Apache Parquet block format
Tempo has a default columnar block format based on Apache Parquet. This format is required for tags-based search as well as TraceQL, the query language for traces. The columnar block format improves search performance and enables an ecosystem of tools, including Tempo CLI, to access the underlying trace data.
For more information, refer to the Parquet design document and Issue 1480. Additionally, there is now a Parquet v3 design document.
Considerations
The Parquet block format is enabled by default since Tempo 2.0.
If you install using the Tempo Helm charts, then Parquet is enabled by default. No data conversion or upgrade process is necessary. As soon as a block format is enabled, Tempo starts writing data in that format, leaving existing data as-is.
Block formats based on Parquet require more CPU and memory resources than the previous v2
format but provide search and TraceQL functionality.

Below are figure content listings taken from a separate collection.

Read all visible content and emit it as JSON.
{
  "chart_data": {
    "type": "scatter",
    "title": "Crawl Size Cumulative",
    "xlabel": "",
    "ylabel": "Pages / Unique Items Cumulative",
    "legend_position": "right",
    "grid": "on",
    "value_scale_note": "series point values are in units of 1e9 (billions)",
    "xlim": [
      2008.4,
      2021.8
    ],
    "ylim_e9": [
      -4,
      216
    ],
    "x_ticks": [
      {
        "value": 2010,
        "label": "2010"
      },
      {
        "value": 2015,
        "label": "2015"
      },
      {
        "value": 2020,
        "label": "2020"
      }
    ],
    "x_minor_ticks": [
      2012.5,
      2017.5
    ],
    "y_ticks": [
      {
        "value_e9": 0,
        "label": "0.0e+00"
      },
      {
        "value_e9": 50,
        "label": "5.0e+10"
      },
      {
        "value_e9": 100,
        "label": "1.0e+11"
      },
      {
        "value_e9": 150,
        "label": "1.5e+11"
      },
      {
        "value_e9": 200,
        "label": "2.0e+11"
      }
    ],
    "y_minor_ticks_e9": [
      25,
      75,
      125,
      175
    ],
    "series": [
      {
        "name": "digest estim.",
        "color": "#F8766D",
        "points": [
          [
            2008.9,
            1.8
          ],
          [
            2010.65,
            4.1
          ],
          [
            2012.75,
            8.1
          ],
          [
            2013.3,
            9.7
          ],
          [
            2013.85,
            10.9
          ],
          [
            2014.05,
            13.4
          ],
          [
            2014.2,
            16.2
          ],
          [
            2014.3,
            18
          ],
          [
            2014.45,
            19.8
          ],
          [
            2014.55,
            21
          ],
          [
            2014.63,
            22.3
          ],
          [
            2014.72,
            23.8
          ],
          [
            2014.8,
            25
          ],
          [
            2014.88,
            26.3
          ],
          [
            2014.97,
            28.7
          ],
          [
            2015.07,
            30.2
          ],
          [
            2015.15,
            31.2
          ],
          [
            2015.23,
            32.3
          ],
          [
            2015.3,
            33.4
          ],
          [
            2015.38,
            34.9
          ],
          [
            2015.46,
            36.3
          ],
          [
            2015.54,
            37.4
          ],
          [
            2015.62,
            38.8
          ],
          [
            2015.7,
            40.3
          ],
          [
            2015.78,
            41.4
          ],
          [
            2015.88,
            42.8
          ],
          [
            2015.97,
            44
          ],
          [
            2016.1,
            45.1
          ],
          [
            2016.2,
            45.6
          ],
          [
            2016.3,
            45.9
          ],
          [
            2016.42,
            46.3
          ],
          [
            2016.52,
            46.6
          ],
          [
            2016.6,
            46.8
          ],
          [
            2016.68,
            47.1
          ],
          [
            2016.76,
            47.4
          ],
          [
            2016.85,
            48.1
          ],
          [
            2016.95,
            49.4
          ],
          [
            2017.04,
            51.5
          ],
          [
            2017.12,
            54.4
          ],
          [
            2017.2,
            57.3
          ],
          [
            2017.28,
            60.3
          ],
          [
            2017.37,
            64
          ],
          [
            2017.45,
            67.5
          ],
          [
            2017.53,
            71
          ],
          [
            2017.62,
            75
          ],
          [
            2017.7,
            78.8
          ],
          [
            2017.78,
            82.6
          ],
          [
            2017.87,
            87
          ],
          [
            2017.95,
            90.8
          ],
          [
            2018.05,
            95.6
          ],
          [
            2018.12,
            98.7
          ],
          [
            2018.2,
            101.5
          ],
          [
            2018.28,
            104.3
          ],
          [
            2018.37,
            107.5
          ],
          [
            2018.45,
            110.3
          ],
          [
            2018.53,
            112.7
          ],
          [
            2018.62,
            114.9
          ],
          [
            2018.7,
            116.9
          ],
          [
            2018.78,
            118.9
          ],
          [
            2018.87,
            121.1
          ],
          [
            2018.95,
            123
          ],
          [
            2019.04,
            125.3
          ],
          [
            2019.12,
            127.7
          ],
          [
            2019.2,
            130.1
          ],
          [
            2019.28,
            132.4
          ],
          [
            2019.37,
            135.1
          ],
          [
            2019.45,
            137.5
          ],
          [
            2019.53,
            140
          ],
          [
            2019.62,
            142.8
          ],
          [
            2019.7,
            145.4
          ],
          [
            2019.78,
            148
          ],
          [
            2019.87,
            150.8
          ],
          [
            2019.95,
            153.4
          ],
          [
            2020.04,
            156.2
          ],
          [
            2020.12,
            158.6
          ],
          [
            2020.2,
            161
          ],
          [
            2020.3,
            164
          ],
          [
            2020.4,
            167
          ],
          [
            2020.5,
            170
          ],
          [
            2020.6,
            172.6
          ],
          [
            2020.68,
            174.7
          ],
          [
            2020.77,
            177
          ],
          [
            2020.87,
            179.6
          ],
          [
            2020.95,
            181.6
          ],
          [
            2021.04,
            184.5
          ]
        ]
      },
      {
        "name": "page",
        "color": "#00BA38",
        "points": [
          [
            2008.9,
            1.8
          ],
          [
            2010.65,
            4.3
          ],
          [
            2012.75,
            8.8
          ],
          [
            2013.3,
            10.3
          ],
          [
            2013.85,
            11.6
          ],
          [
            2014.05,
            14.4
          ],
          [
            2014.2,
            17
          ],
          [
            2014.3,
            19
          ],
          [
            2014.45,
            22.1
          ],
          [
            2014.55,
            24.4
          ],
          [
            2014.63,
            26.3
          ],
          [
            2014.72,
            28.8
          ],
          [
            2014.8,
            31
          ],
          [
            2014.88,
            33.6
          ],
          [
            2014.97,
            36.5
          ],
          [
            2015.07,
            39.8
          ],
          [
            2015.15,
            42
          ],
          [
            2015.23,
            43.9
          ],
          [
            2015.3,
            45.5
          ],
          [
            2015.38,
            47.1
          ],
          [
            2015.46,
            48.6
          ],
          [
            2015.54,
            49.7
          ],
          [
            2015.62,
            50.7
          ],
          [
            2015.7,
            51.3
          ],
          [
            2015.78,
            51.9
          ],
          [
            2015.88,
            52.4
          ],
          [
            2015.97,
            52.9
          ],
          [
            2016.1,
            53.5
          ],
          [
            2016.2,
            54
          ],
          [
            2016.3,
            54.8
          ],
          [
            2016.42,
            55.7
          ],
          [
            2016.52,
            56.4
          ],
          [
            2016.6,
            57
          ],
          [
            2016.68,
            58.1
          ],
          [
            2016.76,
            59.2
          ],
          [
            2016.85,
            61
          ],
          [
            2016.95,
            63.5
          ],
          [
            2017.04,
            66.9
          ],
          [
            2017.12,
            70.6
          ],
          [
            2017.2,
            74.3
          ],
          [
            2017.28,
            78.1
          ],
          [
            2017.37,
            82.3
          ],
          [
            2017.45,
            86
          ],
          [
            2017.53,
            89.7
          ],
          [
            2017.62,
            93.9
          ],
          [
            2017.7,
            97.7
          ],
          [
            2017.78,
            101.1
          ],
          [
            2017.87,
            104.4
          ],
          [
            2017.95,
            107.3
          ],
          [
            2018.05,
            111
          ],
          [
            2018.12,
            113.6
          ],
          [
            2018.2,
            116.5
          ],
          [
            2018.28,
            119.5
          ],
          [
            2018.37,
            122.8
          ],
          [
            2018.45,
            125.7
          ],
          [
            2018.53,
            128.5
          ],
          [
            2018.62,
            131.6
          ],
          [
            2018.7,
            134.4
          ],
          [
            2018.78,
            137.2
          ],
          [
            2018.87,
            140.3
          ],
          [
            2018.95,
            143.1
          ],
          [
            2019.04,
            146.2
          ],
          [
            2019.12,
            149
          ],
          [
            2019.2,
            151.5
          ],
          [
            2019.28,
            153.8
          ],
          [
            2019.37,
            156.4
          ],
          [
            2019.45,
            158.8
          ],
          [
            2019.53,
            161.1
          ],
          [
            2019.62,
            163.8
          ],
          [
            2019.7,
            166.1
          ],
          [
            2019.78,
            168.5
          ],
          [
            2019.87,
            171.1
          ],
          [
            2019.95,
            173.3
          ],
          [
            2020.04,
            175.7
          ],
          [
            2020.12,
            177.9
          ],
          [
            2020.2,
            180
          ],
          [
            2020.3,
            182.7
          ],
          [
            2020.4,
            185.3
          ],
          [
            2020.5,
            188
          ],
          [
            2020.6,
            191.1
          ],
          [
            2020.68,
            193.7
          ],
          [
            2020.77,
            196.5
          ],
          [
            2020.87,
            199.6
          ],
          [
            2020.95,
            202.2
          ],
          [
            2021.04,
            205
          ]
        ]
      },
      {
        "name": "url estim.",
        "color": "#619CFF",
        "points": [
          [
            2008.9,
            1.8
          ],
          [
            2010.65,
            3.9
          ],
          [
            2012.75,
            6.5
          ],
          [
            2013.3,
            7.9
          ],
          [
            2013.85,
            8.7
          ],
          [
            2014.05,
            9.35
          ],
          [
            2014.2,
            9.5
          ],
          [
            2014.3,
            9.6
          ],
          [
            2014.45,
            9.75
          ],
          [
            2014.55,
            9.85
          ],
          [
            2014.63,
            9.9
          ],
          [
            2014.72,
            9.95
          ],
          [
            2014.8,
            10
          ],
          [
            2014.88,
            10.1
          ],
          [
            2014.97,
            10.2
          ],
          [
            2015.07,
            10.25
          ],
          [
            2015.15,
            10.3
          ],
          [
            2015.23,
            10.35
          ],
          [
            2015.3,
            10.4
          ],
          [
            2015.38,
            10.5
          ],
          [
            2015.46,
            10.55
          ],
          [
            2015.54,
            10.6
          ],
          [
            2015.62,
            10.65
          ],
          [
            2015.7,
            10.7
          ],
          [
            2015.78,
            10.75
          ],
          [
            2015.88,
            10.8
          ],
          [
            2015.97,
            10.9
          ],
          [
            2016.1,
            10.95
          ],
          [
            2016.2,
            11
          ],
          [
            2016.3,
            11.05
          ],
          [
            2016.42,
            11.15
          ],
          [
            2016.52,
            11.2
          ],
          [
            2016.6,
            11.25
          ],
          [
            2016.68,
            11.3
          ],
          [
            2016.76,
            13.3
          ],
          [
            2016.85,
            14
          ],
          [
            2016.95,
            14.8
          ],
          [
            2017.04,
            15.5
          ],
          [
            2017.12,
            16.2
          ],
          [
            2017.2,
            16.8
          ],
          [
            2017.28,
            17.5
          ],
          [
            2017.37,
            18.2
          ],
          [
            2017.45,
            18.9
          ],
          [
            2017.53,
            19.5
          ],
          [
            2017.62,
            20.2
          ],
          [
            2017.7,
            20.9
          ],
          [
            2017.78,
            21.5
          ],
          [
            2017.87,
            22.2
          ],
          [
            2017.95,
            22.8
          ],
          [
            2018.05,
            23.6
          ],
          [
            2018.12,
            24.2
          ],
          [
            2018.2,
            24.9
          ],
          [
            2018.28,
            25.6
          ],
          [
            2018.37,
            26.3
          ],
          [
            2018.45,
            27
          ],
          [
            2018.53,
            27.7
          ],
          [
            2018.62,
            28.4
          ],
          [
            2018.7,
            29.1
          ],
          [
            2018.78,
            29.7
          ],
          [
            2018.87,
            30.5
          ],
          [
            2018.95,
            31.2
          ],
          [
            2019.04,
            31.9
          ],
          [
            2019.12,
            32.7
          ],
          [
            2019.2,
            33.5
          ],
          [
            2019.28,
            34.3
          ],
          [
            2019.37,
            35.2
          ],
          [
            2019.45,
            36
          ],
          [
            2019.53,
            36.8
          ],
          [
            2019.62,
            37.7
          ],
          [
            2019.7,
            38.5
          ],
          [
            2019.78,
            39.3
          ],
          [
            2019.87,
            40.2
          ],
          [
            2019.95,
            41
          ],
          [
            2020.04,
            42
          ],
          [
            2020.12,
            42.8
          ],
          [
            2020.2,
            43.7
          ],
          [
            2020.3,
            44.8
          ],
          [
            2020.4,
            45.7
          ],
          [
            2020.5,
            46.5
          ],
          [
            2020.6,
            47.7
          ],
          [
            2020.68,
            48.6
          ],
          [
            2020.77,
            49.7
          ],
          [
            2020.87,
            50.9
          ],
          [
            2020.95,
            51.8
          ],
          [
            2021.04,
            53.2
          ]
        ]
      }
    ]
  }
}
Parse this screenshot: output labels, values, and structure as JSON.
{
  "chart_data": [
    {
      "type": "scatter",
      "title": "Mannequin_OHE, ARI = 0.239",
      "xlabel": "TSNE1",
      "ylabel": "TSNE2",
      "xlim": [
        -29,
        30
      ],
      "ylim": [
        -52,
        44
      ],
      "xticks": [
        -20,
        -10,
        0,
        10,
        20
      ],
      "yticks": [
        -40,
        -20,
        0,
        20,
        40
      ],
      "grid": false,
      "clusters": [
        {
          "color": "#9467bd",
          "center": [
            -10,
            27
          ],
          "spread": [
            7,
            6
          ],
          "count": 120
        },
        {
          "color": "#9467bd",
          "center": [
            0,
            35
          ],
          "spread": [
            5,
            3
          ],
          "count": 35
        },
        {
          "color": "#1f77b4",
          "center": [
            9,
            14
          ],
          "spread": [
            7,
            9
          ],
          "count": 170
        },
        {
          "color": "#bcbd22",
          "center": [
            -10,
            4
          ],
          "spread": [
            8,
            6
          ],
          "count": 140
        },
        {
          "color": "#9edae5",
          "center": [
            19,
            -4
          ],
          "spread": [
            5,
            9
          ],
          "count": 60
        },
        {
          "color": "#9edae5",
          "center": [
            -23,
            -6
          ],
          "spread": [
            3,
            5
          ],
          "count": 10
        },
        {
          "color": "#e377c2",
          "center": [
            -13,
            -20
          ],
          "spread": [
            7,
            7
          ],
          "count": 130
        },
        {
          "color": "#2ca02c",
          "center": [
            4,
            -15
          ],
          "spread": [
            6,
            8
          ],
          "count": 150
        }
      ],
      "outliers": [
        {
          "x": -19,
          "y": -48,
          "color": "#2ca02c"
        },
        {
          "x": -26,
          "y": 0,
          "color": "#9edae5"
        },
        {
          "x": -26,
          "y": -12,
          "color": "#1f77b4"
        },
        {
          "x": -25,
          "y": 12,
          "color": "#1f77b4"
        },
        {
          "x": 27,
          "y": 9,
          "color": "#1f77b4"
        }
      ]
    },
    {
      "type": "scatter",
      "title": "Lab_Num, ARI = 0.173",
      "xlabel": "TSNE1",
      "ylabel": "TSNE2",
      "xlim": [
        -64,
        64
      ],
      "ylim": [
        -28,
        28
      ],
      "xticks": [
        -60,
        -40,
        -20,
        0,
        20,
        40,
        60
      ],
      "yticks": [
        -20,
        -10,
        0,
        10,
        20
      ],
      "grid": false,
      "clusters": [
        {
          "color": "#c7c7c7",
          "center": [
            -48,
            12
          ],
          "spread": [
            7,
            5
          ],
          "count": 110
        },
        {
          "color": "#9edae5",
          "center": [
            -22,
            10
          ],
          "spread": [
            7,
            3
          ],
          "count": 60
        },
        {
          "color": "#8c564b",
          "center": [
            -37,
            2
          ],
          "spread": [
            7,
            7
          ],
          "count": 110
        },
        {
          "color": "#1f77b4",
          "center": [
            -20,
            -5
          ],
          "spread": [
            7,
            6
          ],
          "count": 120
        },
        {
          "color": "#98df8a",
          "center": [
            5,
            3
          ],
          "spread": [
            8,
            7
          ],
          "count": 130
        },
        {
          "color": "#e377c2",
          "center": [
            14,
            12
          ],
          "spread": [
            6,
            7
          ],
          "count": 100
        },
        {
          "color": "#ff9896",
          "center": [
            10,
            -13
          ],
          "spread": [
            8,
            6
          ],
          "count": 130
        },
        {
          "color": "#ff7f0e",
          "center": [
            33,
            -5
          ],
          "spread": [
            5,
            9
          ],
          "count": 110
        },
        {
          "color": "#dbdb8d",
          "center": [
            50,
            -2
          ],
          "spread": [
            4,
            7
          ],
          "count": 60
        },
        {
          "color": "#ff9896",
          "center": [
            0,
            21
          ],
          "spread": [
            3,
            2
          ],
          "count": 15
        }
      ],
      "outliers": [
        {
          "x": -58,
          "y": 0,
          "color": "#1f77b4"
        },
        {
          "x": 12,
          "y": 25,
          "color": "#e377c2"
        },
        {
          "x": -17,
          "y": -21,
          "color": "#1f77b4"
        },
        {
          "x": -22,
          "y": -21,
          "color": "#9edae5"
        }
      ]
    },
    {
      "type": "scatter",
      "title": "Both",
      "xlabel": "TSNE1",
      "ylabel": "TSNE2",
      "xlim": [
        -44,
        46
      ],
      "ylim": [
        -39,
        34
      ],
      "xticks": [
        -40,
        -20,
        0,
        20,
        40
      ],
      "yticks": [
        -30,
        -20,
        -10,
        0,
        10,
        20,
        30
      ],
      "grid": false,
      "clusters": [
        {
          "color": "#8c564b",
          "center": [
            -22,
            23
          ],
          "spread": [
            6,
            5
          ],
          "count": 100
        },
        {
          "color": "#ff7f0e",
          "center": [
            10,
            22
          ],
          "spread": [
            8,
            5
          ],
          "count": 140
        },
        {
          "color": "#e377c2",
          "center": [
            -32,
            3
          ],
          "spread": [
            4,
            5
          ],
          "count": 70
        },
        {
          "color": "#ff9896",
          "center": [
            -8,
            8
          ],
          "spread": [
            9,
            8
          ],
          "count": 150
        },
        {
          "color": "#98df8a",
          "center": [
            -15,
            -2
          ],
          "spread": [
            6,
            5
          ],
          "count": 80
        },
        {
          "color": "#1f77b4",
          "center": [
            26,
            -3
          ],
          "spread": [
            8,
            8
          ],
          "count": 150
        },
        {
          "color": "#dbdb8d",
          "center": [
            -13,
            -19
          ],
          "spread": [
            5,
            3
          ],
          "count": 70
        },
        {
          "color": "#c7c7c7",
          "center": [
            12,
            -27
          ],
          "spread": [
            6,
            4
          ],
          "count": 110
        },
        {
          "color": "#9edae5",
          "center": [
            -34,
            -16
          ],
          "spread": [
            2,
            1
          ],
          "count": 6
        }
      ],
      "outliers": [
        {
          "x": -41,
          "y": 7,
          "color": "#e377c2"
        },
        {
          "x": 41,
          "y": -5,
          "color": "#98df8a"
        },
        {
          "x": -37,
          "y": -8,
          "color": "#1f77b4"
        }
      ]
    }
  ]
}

Choose a different block format
The default block format is vParquet4
, which is the latest iteration of the Parquet-based columnar block format in Tempo.
vParquet4 introduces new columns which enable querying for data in array attributes as well as events and links.
For more information, refer to Dedicated attribute columns.
You can still use the previous format vParquet3
.
To enable it, set the block version option to vParquet3
in the Storage section of the configuration file.
# block format version. options: v2, vParquet2, vParquet3, vParquet4
[version: vParquet4]
In some cases, you may choose to disable Parquet and use the old v2
block format.
Using the v2
block format disables all forms of search, but also reduces resource consumption, and may be desired for a high-throughput cluster that doesn’t need these capabilities.
To make this change, set the block version option to v2
in the Storage section of the configuration file.
# block format version. options: v2, vParquet2, vParquet3, vParquet4
[version: v2]
To re-enable the default vParquet4
format, remove the block version option from the Storage section of the configuration file or set the option to vParquet4
.
Parquet configuration parameters
Some parameters in the Tempo configuration are specific to Parquet. For more information, refer to the storage configuration documentation.
Trace search parameters
These configuration options impact trace search.
Parameter | Default value | Description |
---|---|---|
[read_buffer_size_bytes: <int>] | 10485676 | Size of read buffers used when performing search on a vParquet block. This value times the read_buffer_count is the total amount of bytes used for buffering when performing search on a Parquet block. |
[read_buffer_count: <int>] | 32 | Number of read buffers used when performing search on a vParquet block. This value times the read_buffer_size_bytes is the total amount of bytes used for buffering when performing search on a Parquet block. |
The cache_control
section contains the follow parameters for Parquet metadata objects:
Parameter | Default value | Description |
---|---|---|
[footer: | false | Specifies if the footer should be cached |
[column_index: <bool> | default = false] | false | Specifies if the column index should be cached |
[offset_index: <bool> | default = false] | false | Specifies if the offset index should be cached |